Summarizing the observations on Cane that groups made last time:
- Prevalence of the indeterminate ending
- Fragmentation in narration, with no connections between segments: fragmentation, omissions, stream of consciousness
- Connections between racism, violence, and sexuality (“Blood-Burning Moon”); also, fire, sunset, and dusk as important signifiers in these stories.
- The door and threshold as a means of separation—between shantytown and the mill, between races (metaphorically); appears also in “Box Seat” as a barrier between Dan and the mechanical/sophisticated world
- The blood-burning moon as metaphor for several things:
- Violence inherent in the landscape and in nature
- The stain and violation of the woman (Diana)
- Nostalgia for an imagined past and a sense of longing for a better, simpler past (“Georgia Dusk”)
- Race memory and its high priests, now transplanted to a black south
- Virgin and the “re-virginization”—can become one in memory. If you think about this, this speaks to the violation of being the victim of a crime of possession yet being blamed for it, // the black experience in the U. S. (See “Karintha,” “Fern,” “Avey,” etc.)
- Song as a means of recovering memory and the past, an authentic past to replace that which was snatched away in slavery. Songs also appear as a cleansing agent and something that can put an aura of hope around the literal (violent) history of the south.
- In most of these pieces, you need to fill in the gaps with your imagination.
- Fragmentation of identity as in “Bona and Paul”: Paul is confused with his identity, and we never find out what happens to Bona. The class difference here is elided but not the race difference.
- “Bona and Paul” takes the identity theme of college fiction and uses it as a metaphoric site for understanding racial identity as well.
- In “Box Seat,” borrowings from other cultures and a sense of multiple realities. Class is important here, too. There’s also indeterminacy: rape or no rape?
- Important symbols: eyes, mirrors (Dan blinded by his reflection), color.
- Themes: redemption, spontaneity, search for identity—to which could be added the pull of primitive and primitivism.

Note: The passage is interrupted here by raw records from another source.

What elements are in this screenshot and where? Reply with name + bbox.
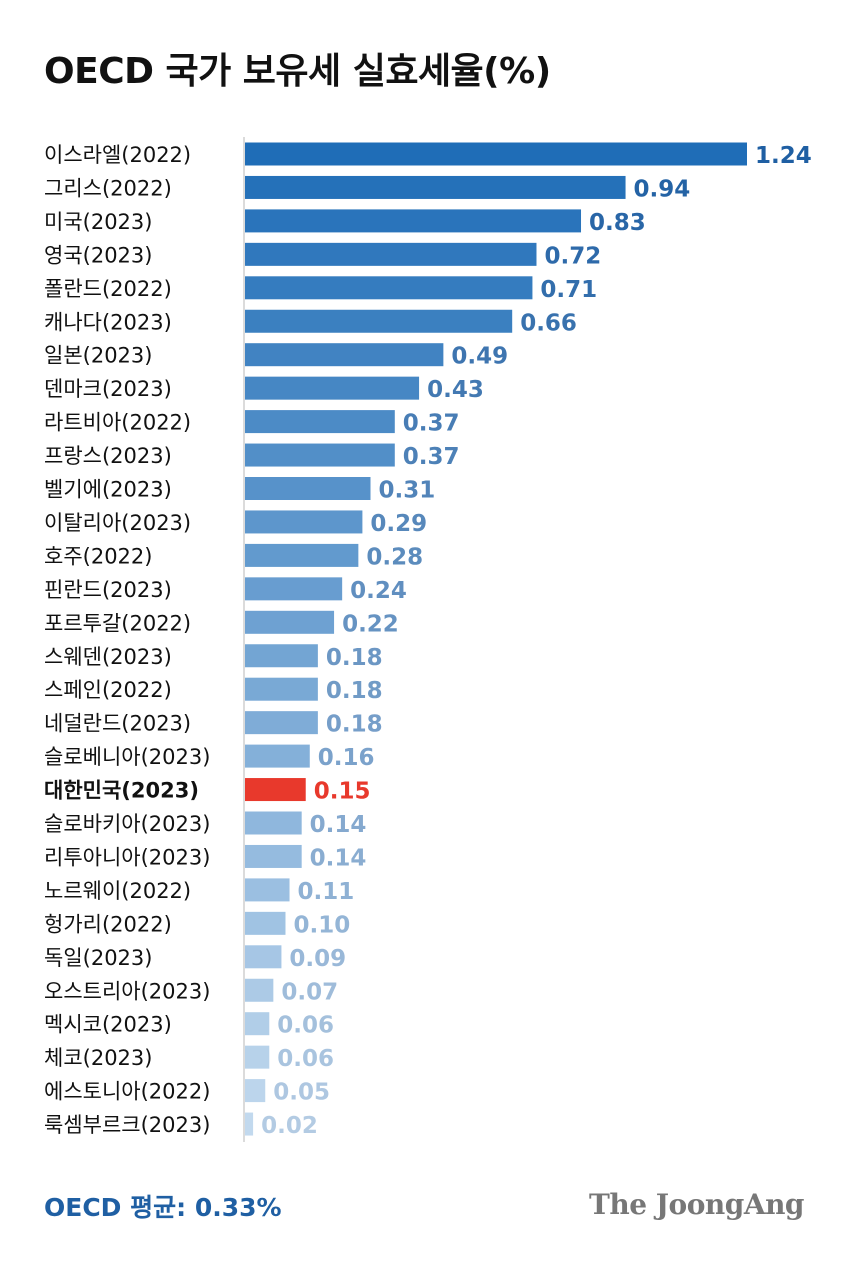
bar [245, 778, 306, 802]
value-label: 0.18 [326, 645, 383, 671]
value-label: 0.66 [520, 310, 577, 336]
category-label: 오스트리아(2023) [44, 979, 210, 1003]
bar [245, 309, 513, 333]
bar [245, 443, 395, 467]
bar [245, 811, 302, 835]
category-label: 캐나다(2023) [44, 310, 172, 334]
value-label: 0.07 [281, 979, 338, 1005]
bar [245, 209, 582, 233]
bar [245, 343, 444, 367]
bar [245, 878, 290, 902]
value-label: 0.24 [350, 578, 407, 604]
value-label: 0.94 [634, 176, 691, 202]
category-label: 독일(2023) [44, 946, 152, 970]
bar [245, 1079, 266, 1103]
bar [245, 577, 343, 601]
category-label: 대한민국(2023) [44, 779, 199, 803]
bar [245, 376, 420, 400]
category-label: 멕시코(2023) [44, 1013, 172, 1037]
category-label: 리투아니아(2023) [44, 845, 210, 869]
category-label: 헝가리(2022) [44, 912, 172, 936]
value-label: 0.18 [326, 712, 383, 738]
value-label: 0.02 [261, 1113, 318, 1139]
category-label: 호주(2022) [44, 544, 152, 568]
value-label: 0.37 [403, 411, 460, 437]
category-label: 룩셈부르크(2023) [44, 1113, 210, 1137]
value-label: 0.71 [540, 277, 597, 303]
bar [245, 978, 274, 1002]
bar [245, 711, 318, 735]
value-label: 0.37 [403, 444, 460, 470]
bar-chart: 이스라엘(2022) 1.24 그리스(2022) 0.94 미국(2023) 0.83 영… [44, 137, 812, 1143]
category-label: 스페인(2022) [44, 678, 172, 702]
value-label: 0.49 [451, 344, 508, 370]
value-label: 0.10 [293, 912, 350, 938]
bar [245, 142, 747, 166]
category-label: 그리스(2022) [44, 176, 172, 200]
value-label: 0.31 [379, 478, 436, 504]
category-label: 미국(2023) [44, 210, 152, 234]
value-label: 0.72 [544, 243, 601, 269]
category-label: 일본(2023) [44, 344, 152, 368]
value-label: 0.29 [370, 511, 427, 537]
bar [245, 610, 335, 634]
category-label: 노르웨이(2022) [44, 879, 191, 903]
category-label: 슬로바키아(2023) [44, 812, 210, 836]
bar [245, 276, 533, 300]
bar [245, 543, 359, 567]
bar [245, 510, 363, 534]
category-label: 네덜란드(2023) [44, 712, 191, 736]
value-label: 0.28 [366, 544, 423, 570]
bar [245, 911, 286, 935]
value-label: 0.14 [310, 845, 367, 871]
category-label: 폴란드(2022) [44, 277, 172, 301]
value-label: 1.24 [755, 143, 812, 169]
value-label: 0.83 [589, 210, 646, 236]
value-label: 0.05 [273, 1080, 330, 1106]
bar [245, 1112, 254, 1136]
bar [245, 844, 302, 868]
bar [245, 410, 395, 434]
category-label: 슬로베니아(2023) [44, 745, 210, 769]
category-label: 이탈리아(2023) [44, 511, 191, 535]
value-label: 0.06 [277, 1046, 334, 1072]
bar [245, 677, 318, 701]
category-label: 프랑스(2023) [44, 444, 172, 468]
value-label: 0.06 [277, 1013, 334, 1039]
bar [245, 945, 282, 969]
value-label: 0.22 [342, 611, 399, 637]
bar [245, 175, 626, 199]
category-label: 체코(2023) [44, 1046, 152, 1070]
value-label: 0.18 [326, 678, 383, 704]
value-label: 0.16 [318, 745, 375, 771]
bar [245, 644, 318, 668]
category-label: 영국(2023) [44, 243, 152, 267]
oecd-average-note: OECD 평균: 0.33% [44, 1193, 282, 1222]
bar [245, 477, 371, 500]
bar [245, 1045, 270, 1069]
bar [245, 242, 537, 266]
value-label: 0.43 [427, 377, 484, 403]
value-label: 0.14 [310, 812, 367, 838]
category-label: 덴마크(2023) [44, 377, 172, 401]
chart-title: OECD 국가 보유세 실효세율(%) [44, 51, 551, 92]
category-label: 이스라엘(2022) [44, 143, 191, 167]
value-label: 0.09 [289, 946, 346, 972]
category-label: 벨기에(2023) [44, 478, 172, 502]
category-label: 에스토니아(2022) [44, 1080, 210, 1104]
value-label: 0.11 [298, 879, 355, 905]
brand-logo: The JoongAng [589, 1188, 804, 1221]
bar [245, 1012, 270, 1036]
value-label: 0.15 [314, 779, 371, 805]
category-label: 포르투갈(2022) [44, 611, 191, 635]
bar [245, 744, 310, 768]
category-label: 핀란드(2023) [44, 578, 172, 602]
category-label: 스웨덴(2023) [44, 645, 172, 669]
category-label: 라트비아(2022) [44, 411, 191, 435]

Note how Dan responds to the woman who sits next to him and how he feels that she’s rooted. Note how he regards the deracinated Mrs. Pribby and the vital Muriel who’s being sucked dry by her and her class-conscious ways.
- The grotesque nature of the conflict (dwarf heavyweights) and its results (a blood-spattered rose): romantic ideal but always tinged with the physical reality.